The problem in West Africa is the lack of enough staff and supplies to safely administer intravenous fluids, requiring that patients take electrolyte solutions orally. But Ribner said that with all the nausea and vomiting, his colleagues say that a good day is if they can get one or two liters into the patient.

Related: Ebola Victim Thomas Eric Duncan Passes Away -- But Not Because Drugs Failed

Ribner also addressed the seeming dichotomy with television images of health care workers in West Africa wearing full body protective suits and other personal protective devices, while we're now treating patients in hospital that lack biocontainment facilities like those at Emory and the University of Nebraska Medical Center.

"We have to appreciate that because of the health care infrastructure in West Africa, conditions in those facilities are quite different than those we experience in the United States. When you have 50 to 60 patients and maybe one nurse and maybe two doctors, the ability to keep the environment clean is substantially degraded," said Ribner. "My colleagues there tell me that you have gross contamination of the entire environment."

In contrast, while caring for the patients at Emory, Ribner said that lab tests showed no virus on the patients' bedsheets or surfaces in the bathrooms, "a phenomenal tribute to our professionals."

Travel history important beyond Ebola

Every community hospital in the U.S. is aware of contact precautions, said Ribner, an important point given the scope of the West Africa outbreak. With predictions of tens of thousands of West Africans becoming infected, "it's not going to be possible for a select group of institutions to care for all Ebola patients that come here."

But while we can treat Ebola-infected patients here safely and without any health care worker exposures, we have to be on guard in identifying patients when they present. Dr. Ribner therefore urges that we make taking a travel history screening part of any entry into our health care system.

"It's an easy, five-second question: 'Have you traveled in the last month?'

"We have to be much more aware that we don't only have patients coming back from West Africa with potentially Ebola virus disease, we have travelers coming back from Saudi Arabia potentially with MERS [Middle East Respiratory Syndrome]," said Ribner. "And we have other travelers coming back from other parts of the world where other infectious diseases not common in the United States are being seen."

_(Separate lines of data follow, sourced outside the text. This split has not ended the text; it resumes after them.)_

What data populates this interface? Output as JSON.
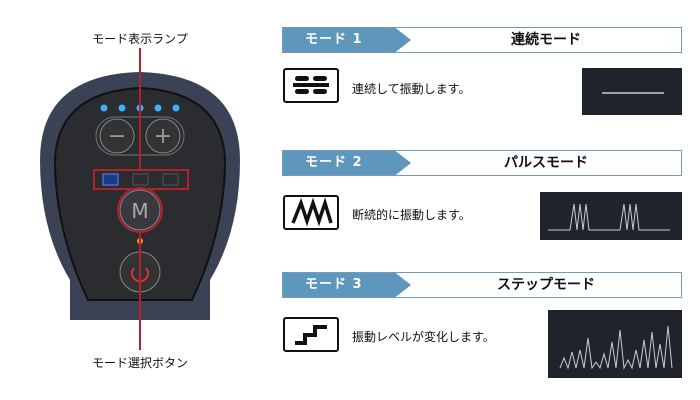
{
  "device": {
    "lamp_label": "モード表示ランプ",
    "button_label": "モード選択ボタン",
    "mode_button_text": "M",
    "minus": "−",
    "plus": "+"
  },
  "modes": [
    {
      "tag": "モード 1",
      "title": "連続モード",
      "description": "連続して振動します。",
      "icon": "continuous-icon"
    },
    {
      "tag": "モード 2",
      "title": "パルスモード",
      "description": "断続的に振動します。",
      "icon": "pulse-icon"
    },
    {
      "tag": "モード 3",
      "title": "ステップモード",
      "description": "振動レベルが変化します。",
      "icon": "step-icon"
    }
  ],
  "colors": {
    "accent": "#5f96bb",
    "highlight": "#b0222c",
    "led": "#3ab0ff"
  }
}
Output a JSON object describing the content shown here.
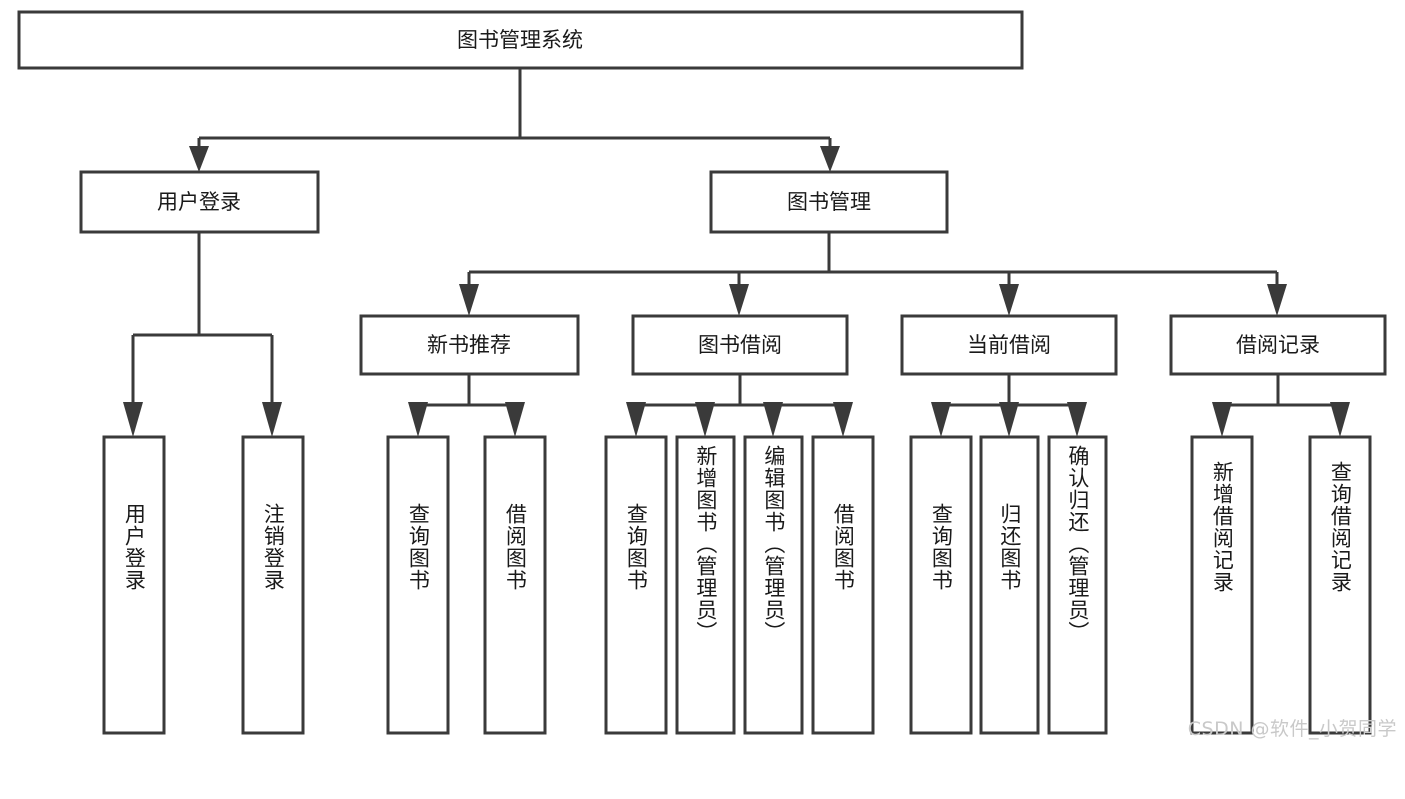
{
  "diagram": {
    "type": "tree",
    "title": "图书管理系统",
    "orientation": "top-down",
    "colors": {
      "box_fill": "#ffffff",
      "box_stroke": "#3a3a3a",
      "text": "#1a1a1a",
      "background": "#ffffff",
      "watermark": "#c9c9c9"
    },
    "root": {
      "label": "图书管理系统"
    },
    "level1": [
      {
        "label": "用户登录"
      },
      {
        "label": "图书管理"
      }
    ],
    "level2": [
      {
        "label": "新书推荐"
      },
      {
        "label": "图书借阅"
      },
      {
        "label": "当前借阅"
      },
      {
        "label": "借阅记录"
      }
    ],
    "leaves": {
      "user_login": [
        {
          "label": "用户登录"
        },
        {
          "label": "注销登录"
        }
      ],
      "new_book_recommend": [
        {
          "label": "查询图书"
        },
        {
          "label": "借阅图书"
        }
      ],
      "book_borrow": [
        {
          "label": "查询图书"
        },
        {
          "label": "新增图书（管理员）"
        },
        {
          "label": "编辑图书（管理员）"
        },
        {
          "label": "借阅图书"
        }
      ],
      "current_borrow": [
        {
          "label": "查询图书"
        },
        {
          "label": "归还图书"
        },
        {
          "label": "确认归还（管理员）"
        }
      ],
      "borrow_record": [
        {
          "label": "新增借阅记录"
        },
        {
          "label": "查询借阅记录"
        }
      ]
    }
  },
  "watermark": {
    "text": "CSDN @软件_小贺同学"
  }
}
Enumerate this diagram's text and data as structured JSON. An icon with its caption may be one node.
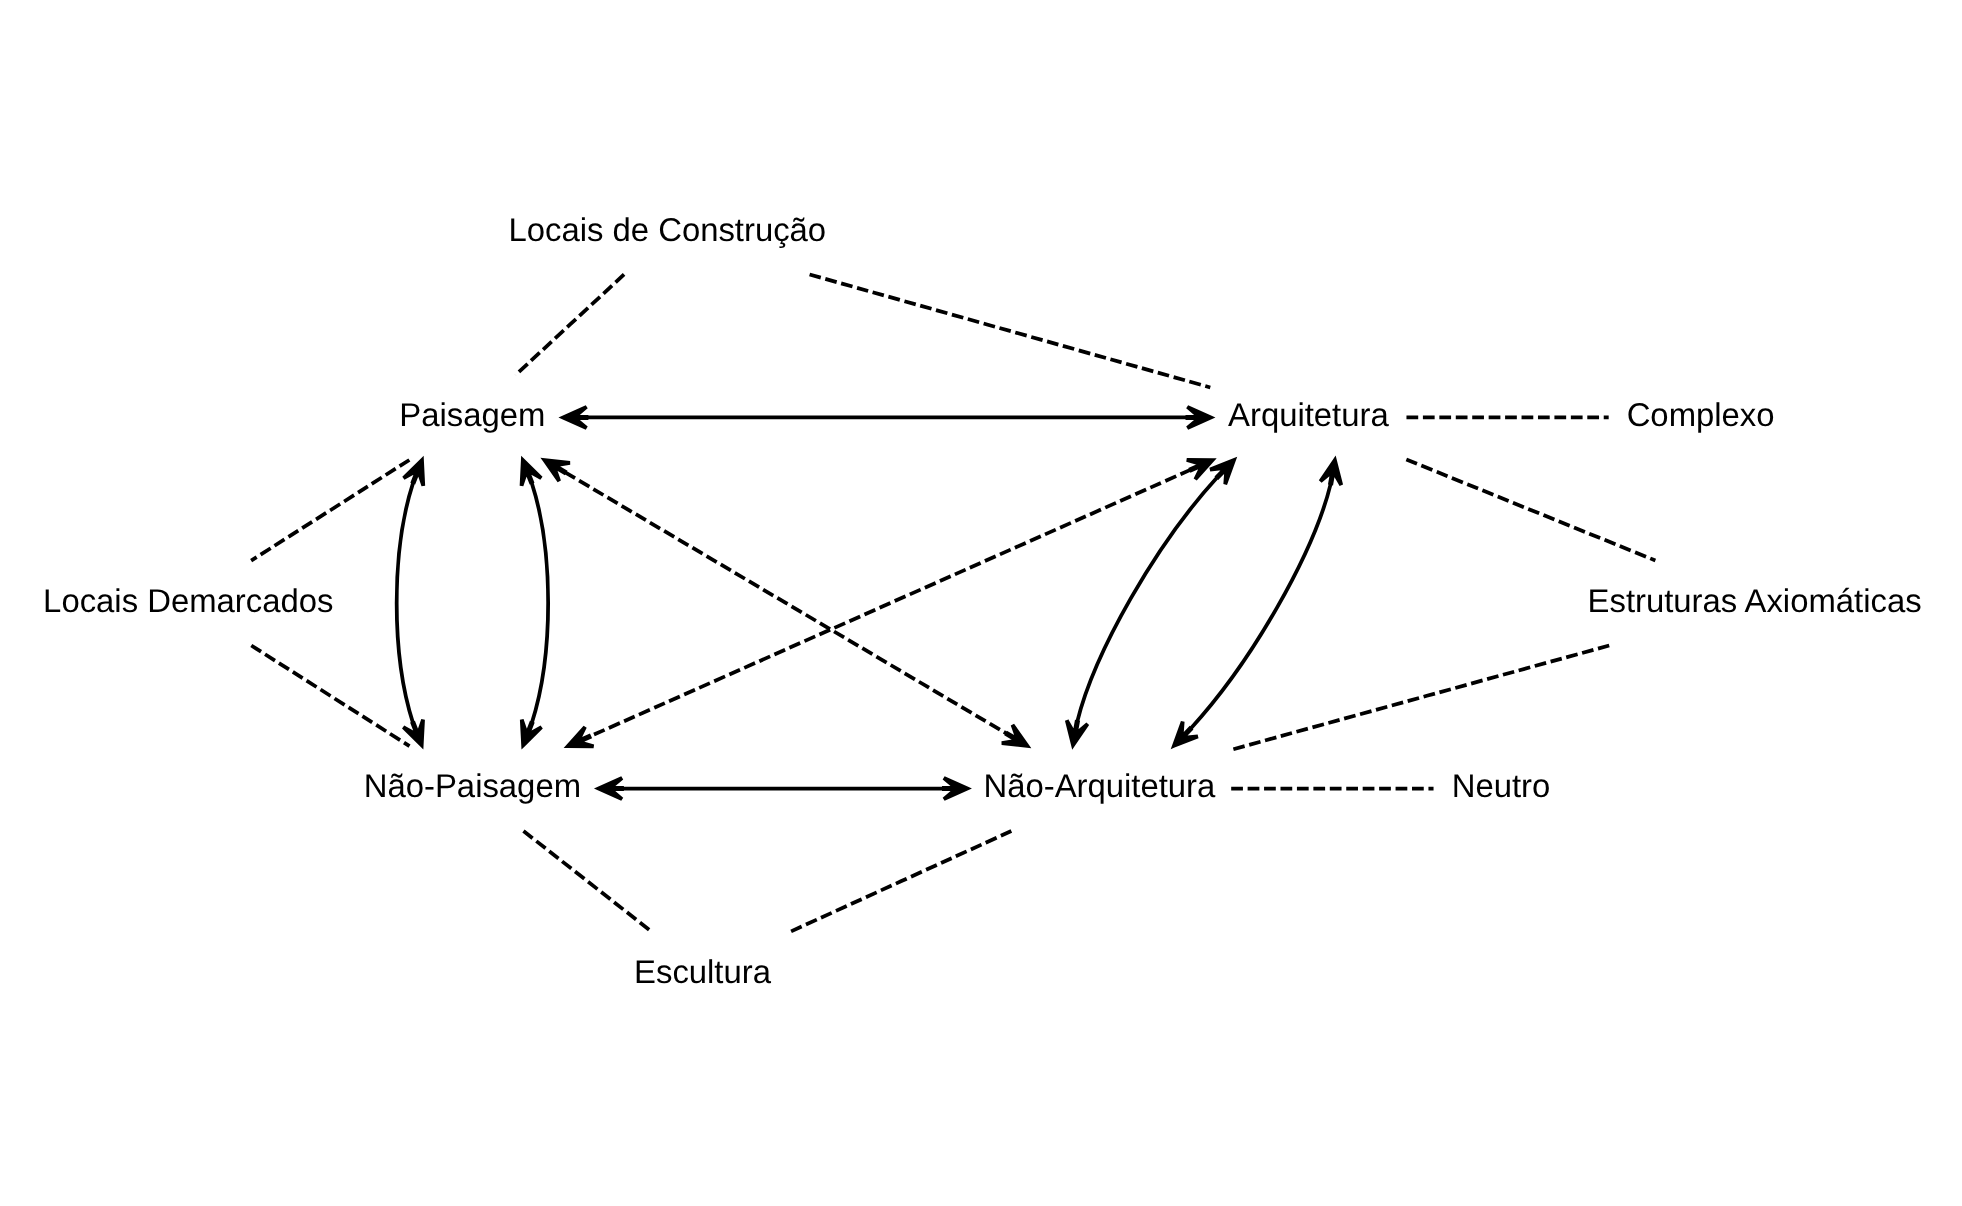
{
  "diagram": {
    "nodes": [
      {
        "text": [
          "Locais de Construção"
        ]
      },
      {
        "text": [
          "Paisagem"
        ]
      },
      {
        "text": [
          "Arquitetura"
        ]
      },
      {
        "text": [
          "Complexo"
        ]
      },
      {
        "text": [
          "Locais Demarcados"
        ]
      },
      {
        "text": [
          "Estruturas Axiomáticas"
        ]
      },
      {
        "text": [
          "Não-Paisagem"
        ]
      },
      {
        "text": [
          "Não-Arquitetura"
        ]
      },
      {
        "text": [
          "Neutro"
        ]
      },
      {
        "text": [
          "Escultura"
        ]
      }
    ],
    "edges": [
      {
        "from": 0,
        "to": 1,
        "arrow": "none",
        "style": "dashed"
      },
      {
        "from": 0,
        "to": 2,
        "arrow": "none",
        "style": "dashed"
      },
      {
        "from": 1,
        "to": 4,
        "arrow": "none",
        "style": "dashed"
      },
      {
        "from": 2,
        "to": 5,
        "arrow": "none",
        "style": "dashed"
      },
      {
        "from": 4,
        "to": 6,
        "arrow": "none",
        "style": "dashed"
      },
      {
        "from": 5,
        "to": 7,
        "arrow": "none",
        "style": "dashed"
      },
      {
        "from": 6,
        "to": 9,
        "arrow": "none",
        "style": "dashed"
      },
      {
        "from": 7,
        "to": 9,
        "arrow": "none",
        "style": "dashed"
      },
      {
        "from": 1,
        "to": 2,
        "arrow": "both"
      },
      {
        "from": 1,
        "to": 6,
        "arrow": "both"
      },
      {
        "from": 1,
        "to": 6,
        "arrow": "both"
      },
      {
        "from": 2,
        "to": 7,
        "arrow": "both"
      },
      {
        "from": 2,
        "to": 7,
        "arrow": "both"
      },
      {
        "from": 6,
        "to": 7,
        "arrow": "both"
      },
      {
        "from": 1,
        "to": 7,
        "arrow": "both",
        "style": "dashed"
      },
      {
        "from": 2,
        "to": 6,
        "arrow": "both",
        "style": "dashed"
      },
      {
        "from": 2,
        "to": 3,
        "arrow": "none",
        "style": "dashed"
      },
      {
        "from": 7,
        "to": 8,
        "arrow": "none",
        "style": "dashed"
      }
    ]
  }
}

But he expects that a renewed effort toward taking complete travel histories of patients entering health care facilities will be emboldened, "courtesy of recent events," referring to Texas Health Presbyterian Hospital initially turning away Thomas Eric Duncan, the Liberian man who succumbed yesterday to Ebola.

"The best way to control the threat of Ebola virus in the U.S. is to control the outbreak in West Africa," added Dr. Duchin.